ScreenCrush Staff Picks for What To Watch the Weekend of May 26
If you can’t decide what to watch this weekend, ScreenCrush’s Staff Picks are here to help. They’re like the recommendations at an old video store, except you don’t have to put on pants or go outside to get them. Here are four things to watch this weekend:
Erin Whitney:
For as long as art has existed, men have used women as their inspiration. But what if a man was a woman’s creative muse for once? Jill Soloway and Sarah Gubbins’ Amazon series I Love Dick subverts that trope and explores just what’s so taboo about female desire. Adapted from the fictional memoir of the same name, I Love Dick stars Kathryn Hahn as Chris, a New York filmmaker who becomes infatuated with Dick (Kevin Bacon), a famed artist/cowboy/mystery man. Chris begins writing kinky love letters to Dick, an expression of her sexuality that both fuels and complicates her marriage.
All but one of the episodes are directed by women, including Soloway, Andrea Arnold, and Kimberly Peirce. Beyond being a quick binge (it’s only eight 30-minute episodes), I Love Dick is a must-see for Hahn. An actress long unappreciated in small roles, Hahn finally gets the lead she deserves, and she fully commands every moment she has onscreen.

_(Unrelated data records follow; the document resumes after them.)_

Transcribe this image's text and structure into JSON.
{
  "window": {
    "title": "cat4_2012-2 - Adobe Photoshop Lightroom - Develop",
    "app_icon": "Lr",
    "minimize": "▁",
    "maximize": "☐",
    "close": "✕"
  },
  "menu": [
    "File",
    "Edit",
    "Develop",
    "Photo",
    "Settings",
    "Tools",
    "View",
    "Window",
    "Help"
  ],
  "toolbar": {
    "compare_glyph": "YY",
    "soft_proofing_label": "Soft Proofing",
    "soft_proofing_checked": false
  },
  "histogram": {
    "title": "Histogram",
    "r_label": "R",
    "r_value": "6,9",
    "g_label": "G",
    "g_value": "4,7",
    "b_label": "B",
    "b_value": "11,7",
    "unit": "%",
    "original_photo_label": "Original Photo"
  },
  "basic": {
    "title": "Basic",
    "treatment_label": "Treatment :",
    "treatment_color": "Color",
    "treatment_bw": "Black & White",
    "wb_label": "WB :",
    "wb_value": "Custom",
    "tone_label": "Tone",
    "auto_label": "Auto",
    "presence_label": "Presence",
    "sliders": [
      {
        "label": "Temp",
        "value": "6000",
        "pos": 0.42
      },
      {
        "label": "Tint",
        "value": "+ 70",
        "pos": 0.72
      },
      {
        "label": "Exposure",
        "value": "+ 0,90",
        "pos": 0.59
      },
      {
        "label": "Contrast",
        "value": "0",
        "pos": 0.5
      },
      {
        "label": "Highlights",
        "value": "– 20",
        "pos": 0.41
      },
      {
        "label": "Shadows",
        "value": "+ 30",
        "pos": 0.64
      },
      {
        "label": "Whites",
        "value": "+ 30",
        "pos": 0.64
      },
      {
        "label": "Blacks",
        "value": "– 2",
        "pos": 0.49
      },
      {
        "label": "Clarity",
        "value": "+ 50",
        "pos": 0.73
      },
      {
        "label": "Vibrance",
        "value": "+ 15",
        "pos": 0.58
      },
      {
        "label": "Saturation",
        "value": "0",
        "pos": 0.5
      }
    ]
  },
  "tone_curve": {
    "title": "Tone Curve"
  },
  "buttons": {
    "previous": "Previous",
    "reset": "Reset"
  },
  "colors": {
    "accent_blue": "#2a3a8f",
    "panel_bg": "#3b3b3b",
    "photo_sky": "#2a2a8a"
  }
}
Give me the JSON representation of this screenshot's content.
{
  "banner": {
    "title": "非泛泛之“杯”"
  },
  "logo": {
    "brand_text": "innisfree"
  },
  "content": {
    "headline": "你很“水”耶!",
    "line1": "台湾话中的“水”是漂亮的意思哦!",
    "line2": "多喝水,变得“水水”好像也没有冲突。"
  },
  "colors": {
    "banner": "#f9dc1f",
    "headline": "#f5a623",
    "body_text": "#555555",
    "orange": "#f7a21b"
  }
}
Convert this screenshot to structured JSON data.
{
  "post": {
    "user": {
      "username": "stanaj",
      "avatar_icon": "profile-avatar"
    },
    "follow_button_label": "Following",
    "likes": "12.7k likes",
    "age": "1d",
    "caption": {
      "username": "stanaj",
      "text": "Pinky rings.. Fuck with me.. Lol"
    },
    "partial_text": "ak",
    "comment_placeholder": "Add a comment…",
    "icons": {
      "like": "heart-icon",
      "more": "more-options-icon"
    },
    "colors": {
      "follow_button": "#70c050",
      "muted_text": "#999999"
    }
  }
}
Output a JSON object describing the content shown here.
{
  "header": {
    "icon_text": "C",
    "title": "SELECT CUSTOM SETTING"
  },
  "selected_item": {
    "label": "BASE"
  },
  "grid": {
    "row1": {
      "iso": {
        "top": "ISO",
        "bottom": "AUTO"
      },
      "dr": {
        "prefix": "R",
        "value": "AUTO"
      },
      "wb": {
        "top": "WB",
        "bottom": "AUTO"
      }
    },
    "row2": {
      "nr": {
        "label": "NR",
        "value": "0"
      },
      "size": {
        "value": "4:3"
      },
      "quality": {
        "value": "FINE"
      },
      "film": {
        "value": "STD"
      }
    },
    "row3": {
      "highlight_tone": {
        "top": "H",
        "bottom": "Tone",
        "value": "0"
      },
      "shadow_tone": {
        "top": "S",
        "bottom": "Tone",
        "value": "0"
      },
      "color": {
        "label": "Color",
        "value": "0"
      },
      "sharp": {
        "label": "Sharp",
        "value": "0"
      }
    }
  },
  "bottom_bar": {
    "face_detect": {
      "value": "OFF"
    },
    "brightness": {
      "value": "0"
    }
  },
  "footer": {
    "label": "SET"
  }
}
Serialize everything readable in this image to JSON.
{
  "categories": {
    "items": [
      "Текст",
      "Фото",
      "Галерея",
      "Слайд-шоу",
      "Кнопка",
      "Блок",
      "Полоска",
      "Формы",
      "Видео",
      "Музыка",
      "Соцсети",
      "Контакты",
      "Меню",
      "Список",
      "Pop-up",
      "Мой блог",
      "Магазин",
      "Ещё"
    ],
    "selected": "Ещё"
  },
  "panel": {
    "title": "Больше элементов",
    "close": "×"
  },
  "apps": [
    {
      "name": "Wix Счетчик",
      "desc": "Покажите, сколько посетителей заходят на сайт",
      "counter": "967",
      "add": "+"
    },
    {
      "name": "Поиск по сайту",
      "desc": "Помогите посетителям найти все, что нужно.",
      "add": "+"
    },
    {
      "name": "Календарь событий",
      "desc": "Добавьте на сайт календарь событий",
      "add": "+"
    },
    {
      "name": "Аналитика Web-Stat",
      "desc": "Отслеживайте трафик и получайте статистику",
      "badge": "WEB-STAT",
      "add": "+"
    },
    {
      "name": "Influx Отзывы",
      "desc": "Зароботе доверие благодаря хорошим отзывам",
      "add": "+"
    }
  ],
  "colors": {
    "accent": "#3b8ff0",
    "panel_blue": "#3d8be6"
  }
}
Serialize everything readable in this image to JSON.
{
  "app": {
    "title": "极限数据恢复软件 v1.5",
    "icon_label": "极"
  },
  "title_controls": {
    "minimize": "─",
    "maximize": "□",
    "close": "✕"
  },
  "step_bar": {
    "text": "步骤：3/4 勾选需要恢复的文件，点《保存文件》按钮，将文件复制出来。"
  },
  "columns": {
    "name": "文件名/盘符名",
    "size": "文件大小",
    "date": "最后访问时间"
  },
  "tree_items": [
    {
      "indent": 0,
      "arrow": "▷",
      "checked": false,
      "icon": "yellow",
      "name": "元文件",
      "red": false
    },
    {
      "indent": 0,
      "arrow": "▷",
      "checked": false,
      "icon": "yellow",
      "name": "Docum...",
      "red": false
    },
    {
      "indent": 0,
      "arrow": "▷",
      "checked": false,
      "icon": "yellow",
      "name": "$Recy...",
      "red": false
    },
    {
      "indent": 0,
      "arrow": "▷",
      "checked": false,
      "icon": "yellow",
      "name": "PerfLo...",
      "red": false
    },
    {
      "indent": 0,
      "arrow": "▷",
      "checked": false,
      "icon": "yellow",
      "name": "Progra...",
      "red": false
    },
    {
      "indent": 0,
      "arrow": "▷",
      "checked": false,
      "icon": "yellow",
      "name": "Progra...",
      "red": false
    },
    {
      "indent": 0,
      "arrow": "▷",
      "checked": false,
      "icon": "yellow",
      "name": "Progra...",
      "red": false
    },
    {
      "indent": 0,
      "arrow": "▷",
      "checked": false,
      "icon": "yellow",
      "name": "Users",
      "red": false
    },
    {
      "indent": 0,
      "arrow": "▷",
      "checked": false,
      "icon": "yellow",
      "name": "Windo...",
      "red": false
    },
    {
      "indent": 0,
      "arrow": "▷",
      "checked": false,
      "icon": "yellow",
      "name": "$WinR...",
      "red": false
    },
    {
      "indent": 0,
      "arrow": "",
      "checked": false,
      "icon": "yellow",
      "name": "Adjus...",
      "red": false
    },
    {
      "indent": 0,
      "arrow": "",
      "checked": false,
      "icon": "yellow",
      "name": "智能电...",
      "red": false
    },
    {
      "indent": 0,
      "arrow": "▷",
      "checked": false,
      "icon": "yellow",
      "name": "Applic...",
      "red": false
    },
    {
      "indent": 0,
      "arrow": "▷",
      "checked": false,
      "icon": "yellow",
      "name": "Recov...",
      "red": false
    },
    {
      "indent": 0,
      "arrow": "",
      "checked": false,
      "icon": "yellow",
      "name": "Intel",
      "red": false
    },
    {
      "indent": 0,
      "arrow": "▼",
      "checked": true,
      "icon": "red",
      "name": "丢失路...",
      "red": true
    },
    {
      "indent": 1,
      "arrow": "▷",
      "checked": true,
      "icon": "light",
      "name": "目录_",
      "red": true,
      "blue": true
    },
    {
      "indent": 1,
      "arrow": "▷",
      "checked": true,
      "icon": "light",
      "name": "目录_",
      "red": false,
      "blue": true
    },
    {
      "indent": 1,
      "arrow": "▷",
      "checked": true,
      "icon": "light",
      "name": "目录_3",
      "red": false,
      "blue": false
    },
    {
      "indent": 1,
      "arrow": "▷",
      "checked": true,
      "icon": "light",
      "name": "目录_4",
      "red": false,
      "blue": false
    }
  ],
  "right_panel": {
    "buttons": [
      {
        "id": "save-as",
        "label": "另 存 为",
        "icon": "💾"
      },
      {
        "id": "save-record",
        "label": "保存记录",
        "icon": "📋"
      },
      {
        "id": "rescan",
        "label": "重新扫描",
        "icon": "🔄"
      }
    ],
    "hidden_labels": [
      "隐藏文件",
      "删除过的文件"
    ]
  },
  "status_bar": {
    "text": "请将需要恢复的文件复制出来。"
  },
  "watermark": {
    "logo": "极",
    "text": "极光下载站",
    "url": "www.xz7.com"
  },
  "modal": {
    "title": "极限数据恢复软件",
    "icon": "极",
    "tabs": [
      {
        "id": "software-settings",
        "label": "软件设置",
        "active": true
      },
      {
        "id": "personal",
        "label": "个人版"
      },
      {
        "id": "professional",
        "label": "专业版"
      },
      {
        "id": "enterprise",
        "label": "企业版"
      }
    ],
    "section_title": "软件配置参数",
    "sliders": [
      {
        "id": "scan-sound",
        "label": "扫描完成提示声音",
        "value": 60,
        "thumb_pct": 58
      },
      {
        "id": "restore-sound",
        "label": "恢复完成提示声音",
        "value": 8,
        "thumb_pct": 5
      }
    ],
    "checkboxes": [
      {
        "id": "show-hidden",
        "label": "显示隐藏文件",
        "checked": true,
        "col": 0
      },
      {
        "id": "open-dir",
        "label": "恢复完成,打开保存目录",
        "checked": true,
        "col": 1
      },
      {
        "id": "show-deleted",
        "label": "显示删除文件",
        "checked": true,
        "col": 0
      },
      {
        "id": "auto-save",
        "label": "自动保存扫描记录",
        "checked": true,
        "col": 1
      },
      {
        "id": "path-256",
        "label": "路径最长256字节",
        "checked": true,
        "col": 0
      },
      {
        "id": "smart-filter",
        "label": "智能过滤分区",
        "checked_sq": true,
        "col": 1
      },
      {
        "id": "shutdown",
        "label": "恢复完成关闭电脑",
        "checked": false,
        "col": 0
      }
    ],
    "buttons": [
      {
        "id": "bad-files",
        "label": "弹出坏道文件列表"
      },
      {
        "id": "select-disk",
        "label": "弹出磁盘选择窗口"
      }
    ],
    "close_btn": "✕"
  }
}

I Love Dick is available on Amazon.
Matt Singer:
Michelle Dean’s article for Buzzfeed about the murder case of Dee Dee Blancharde, possibly by her daughter Gypsy Rose, ranks as one of the wildest true-crime stories I have ever read. Now it’s got it’s own shocking documentary, Mommy Dead and Dearest from director Erin Lee Carr. If you read the story, the archival footage and interviews alone makes this a worthwhile 90 minutes. If you haven’t read the original article, wait until after you watch the film; you’ll almost certainly be even more drawn in if you don’t know what’s coming. Documentaries are only as good as their subject and their access. Mommy Dead and Dearest has one of the most jaw-dropping subjects I’ve ever encountered, and it has great access to many of the case’s survivors, including Gypsy Rose, who finally gets to tell her own side of this unbelievable tale.
Britt Hayes:
I gave the latest film from director Antonio Campos an honorable mention on my top 10 last year, but it’s worth far more than a footnote. Rebecca Hall delivers a remarkable performance in the title role of Christine, a visceral portrait of a lonely reporter struggling with the senselessness of depression. You don’t need to be familiar with the devastating true story of Christine Chubbuck to appreciate the film, which regards its subject with startling empathy. Campos and Hall aren’t just recreating an overlooked moment in history; they’re mounting an inquiry into one woman’s emotional inner-life, and although so much of that life remains punctuated with question marks, Christine tries and often succeeds in understanding her as best — or as much — as it possibly can.
Christine is available on Netflix.
Kevin Fitzpatrick:
If there’s one notable casualty from the 2017 TV Upfront season, it’s time-travel shows. And yet, Syfy’s 12 Monkeys endures not only a third season (streamed this past weekend in its entirety), but a fourth and final chapter is due in 2018. Syfy goes well beyond the 1995 adaptation of Chris Marker’s 1962 La Jetée to incorporate an expansive, emotional drama that has as much fun referencing time-travel pop culture as it does expanding its own centuries-long mythology. You’ll never have as much fun screwing with causality or re-thinking stories you’ve already witnessed, especially with hilariously offbeat regulars like Emily Hampshire’s Jennifer Goines (wonderfully supplanting Brad Pitt’s Jeffrey). Best of all, the third season moves forward with such breakneck pace that Syfy premiered all of it in one weekend; the perfect complement to two full seasons already on Hulu.
12 Monkeys Seasons 1-2 are available on Hulu, and Season 3 is available on Syfy.com.